Erythrocyte HDAC6 concentration quantified by using a competitive ELISA kit and circulating expression of miR-195-5p and miR-153-3p. (a) HDAC6 was quantified in erythrocytes, isolated from the whole blood of the total cohort, employing a competitive ELISA kit (Materials and Methods). The data are shown as the mean value ± SD and are representative of three independent experiments (n = 3). P values were adjusted with the unpaired t-test: ^∗∗P < 0.01 between the indicated subgroups. The expression of miR-195-5p (b) and miR-153-3p (c) was analysed in plasma samples of non-active and active subjects, classified based on ApoE ε4 polymorphism. The analysis was performed through the miRNeasy Serum/Plasma Mini Kit, as described in Materials and Methods. The relative expression was calculated by the Ct method and normalized on miR-93-5p. Statistical analysis was performed by Kruskal-Wallis (nonparametric) followed by Dunn's multiple comparison test. ^∗P < 0.05, ^∗∗P < 0.01, and ^∗∗∗P < 0.001 between the indicated subgroups. GraphPad Prism 7 was used to create the figure.

Figure 5

Correlation of erythrocyte and plasma parameters with AOC expressed as TOSC values versus hydroxyl radicals. Correlation analysis between Aβ (a), APP (b), miR-195-5p (c), and miR-153-3p (d) with plasma AOC. Correlation between variables was determined by simple linear regression analysis, using the StatView program (Abacus Concepts, Inc., SAS Institute, Cary, NC). P and R² values obtained for each correlation are reported in the respective panel.

Figure 6

Correlation of plasma and erythrocyte parameters with the physical activity level expressed as the Borg scale.
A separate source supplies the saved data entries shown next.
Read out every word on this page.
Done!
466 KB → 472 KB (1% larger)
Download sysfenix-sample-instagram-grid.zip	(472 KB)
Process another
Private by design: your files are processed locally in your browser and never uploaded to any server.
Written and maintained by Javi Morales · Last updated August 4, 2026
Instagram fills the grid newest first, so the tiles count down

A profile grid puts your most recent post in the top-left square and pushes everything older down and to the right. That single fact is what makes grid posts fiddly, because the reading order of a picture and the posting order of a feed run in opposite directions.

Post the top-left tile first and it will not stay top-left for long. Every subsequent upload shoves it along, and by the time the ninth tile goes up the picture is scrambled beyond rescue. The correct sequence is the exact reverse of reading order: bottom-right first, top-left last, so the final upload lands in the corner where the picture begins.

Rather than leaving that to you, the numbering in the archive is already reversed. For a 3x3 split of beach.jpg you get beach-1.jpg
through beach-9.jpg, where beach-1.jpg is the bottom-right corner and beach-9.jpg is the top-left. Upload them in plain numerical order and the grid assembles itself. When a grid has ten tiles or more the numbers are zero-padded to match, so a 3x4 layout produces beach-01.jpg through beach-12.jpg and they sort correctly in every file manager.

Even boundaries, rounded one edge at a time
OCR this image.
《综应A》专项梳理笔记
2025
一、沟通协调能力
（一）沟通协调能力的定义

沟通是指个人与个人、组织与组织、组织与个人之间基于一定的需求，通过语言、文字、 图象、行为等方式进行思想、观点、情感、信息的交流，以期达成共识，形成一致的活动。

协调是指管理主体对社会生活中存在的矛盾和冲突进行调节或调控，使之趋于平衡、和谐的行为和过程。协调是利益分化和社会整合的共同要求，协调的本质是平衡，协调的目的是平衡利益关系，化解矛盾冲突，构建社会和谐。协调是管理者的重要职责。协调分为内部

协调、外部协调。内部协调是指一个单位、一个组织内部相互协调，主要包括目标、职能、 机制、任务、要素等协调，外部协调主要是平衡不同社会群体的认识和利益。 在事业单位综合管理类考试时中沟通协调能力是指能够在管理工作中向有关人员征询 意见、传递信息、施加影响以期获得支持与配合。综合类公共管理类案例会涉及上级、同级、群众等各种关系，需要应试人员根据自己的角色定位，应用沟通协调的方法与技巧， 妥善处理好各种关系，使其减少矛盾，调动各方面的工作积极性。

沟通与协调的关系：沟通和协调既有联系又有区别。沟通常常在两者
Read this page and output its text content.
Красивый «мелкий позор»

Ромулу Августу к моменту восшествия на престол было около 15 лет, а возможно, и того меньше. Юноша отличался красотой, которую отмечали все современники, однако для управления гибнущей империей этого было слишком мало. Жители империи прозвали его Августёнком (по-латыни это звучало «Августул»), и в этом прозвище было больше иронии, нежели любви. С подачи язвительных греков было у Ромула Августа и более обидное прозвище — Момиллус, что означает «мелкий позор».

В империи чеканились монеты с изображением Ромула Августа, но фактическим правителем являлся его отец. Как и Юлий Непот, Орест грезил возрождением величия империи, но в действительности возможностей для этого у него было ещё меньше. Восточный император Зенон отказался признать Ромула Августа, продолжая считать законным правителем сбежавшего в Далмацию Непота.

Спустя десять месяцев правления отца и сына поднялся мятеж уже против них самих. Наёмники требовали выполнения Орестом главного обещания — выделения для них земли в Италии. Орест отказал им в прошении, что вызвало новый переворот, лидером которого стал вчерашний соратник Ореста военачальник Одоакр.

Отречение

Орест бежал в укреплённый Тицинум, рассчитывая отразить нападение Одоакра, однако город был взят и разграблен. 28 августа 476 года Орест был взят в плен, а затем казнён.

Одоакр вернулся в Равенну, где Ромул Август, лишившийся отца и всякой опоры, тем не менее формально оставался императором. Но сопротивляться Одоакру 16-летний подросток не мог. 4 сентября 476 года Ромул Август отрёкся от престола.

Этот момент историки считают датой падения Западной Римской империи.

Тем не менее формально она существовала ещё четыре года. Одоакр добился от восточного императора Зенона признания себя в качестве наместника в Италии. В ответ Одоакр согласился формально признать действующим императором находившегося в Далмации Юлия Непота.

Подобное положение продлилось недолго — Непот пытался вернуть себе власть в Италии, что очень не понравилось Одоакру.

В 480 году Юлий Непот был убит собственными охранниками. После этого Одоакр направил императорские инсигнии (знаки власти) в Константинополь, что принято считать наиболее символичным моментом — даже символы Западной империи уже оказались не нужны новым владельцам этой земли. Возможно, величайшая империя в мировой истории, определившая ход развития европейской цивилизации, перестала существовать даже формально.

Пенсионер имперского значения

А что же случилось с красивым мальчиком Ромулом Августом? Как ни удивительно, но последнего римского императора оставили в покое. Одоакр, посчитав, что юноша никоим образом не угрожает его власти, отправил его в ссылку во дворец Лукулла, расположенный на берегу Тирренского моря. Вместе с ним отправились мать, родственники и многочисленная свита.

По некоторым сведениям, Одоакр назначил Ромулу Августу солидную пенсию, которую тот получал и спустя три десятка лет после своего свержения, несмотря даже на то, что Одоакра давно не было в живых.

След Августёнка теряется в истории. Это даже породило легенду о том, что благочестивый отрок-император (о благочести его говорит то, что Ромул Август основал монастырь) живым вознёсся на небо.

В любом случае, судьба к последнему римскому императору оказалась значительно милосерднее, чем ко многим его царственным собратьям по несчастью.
Correlation analysis between AOC (a), Aβ (b), APP (c), miR-153-3p (d), and miR-195-5p (e) with physical activity. Correlation between variables was determined by simple linear regression analysis, using the StatView program (Abacus Concepts, Inc., SAS Institute, Cary, NC). P and R² values obtained for each correlation are reported in the respective panel.

Figure 7

Correlation of erythrocyte and plasma parameters with erythrocyte Aβ accumulation. Correlation analysis between erythrocyte Aβ and APP (a) and plasma miR-195-5p (b). Correlation analysis between erythrocyte APP and plasma miR-195-5p (c). Correlation analysis between erythrocyte BACE1 concentrations and plasma miR-153-3p (d). Correlation between variables was determined by simple linear regression analysis, using the StatView program (Abacus Concepts, Inc., SAS Institute, Cary, NC). P and R² values obtained for each correlation are reported in the respective panel.

Figure 8

Influence of ApoE ε4 polymorphism and physical activity in the pathways of the proteasome system. The presence of ApoE ε4 polymorphism was associated with an elevated concentration of the proteasome-related Keap1, which inhibited Nfr2 and impaired the proteasome system. These events lead to an enhancement of Aβ and miR-153-3p, as well as to minor plasma AOC. Aside from ApoE polymorphism, regular physical exercise reduced oxidative stress, by increasing the plasma antioxidant capability, and blocked the pathway of Aβ production/accumulation. Physical exercise can also regulate the epigenetic mechanisms involved in the Nrf2-Keap1 axis and Aβ production by reducing miR-153-3p and HDAC6 and enhancing miR-195-5p expression.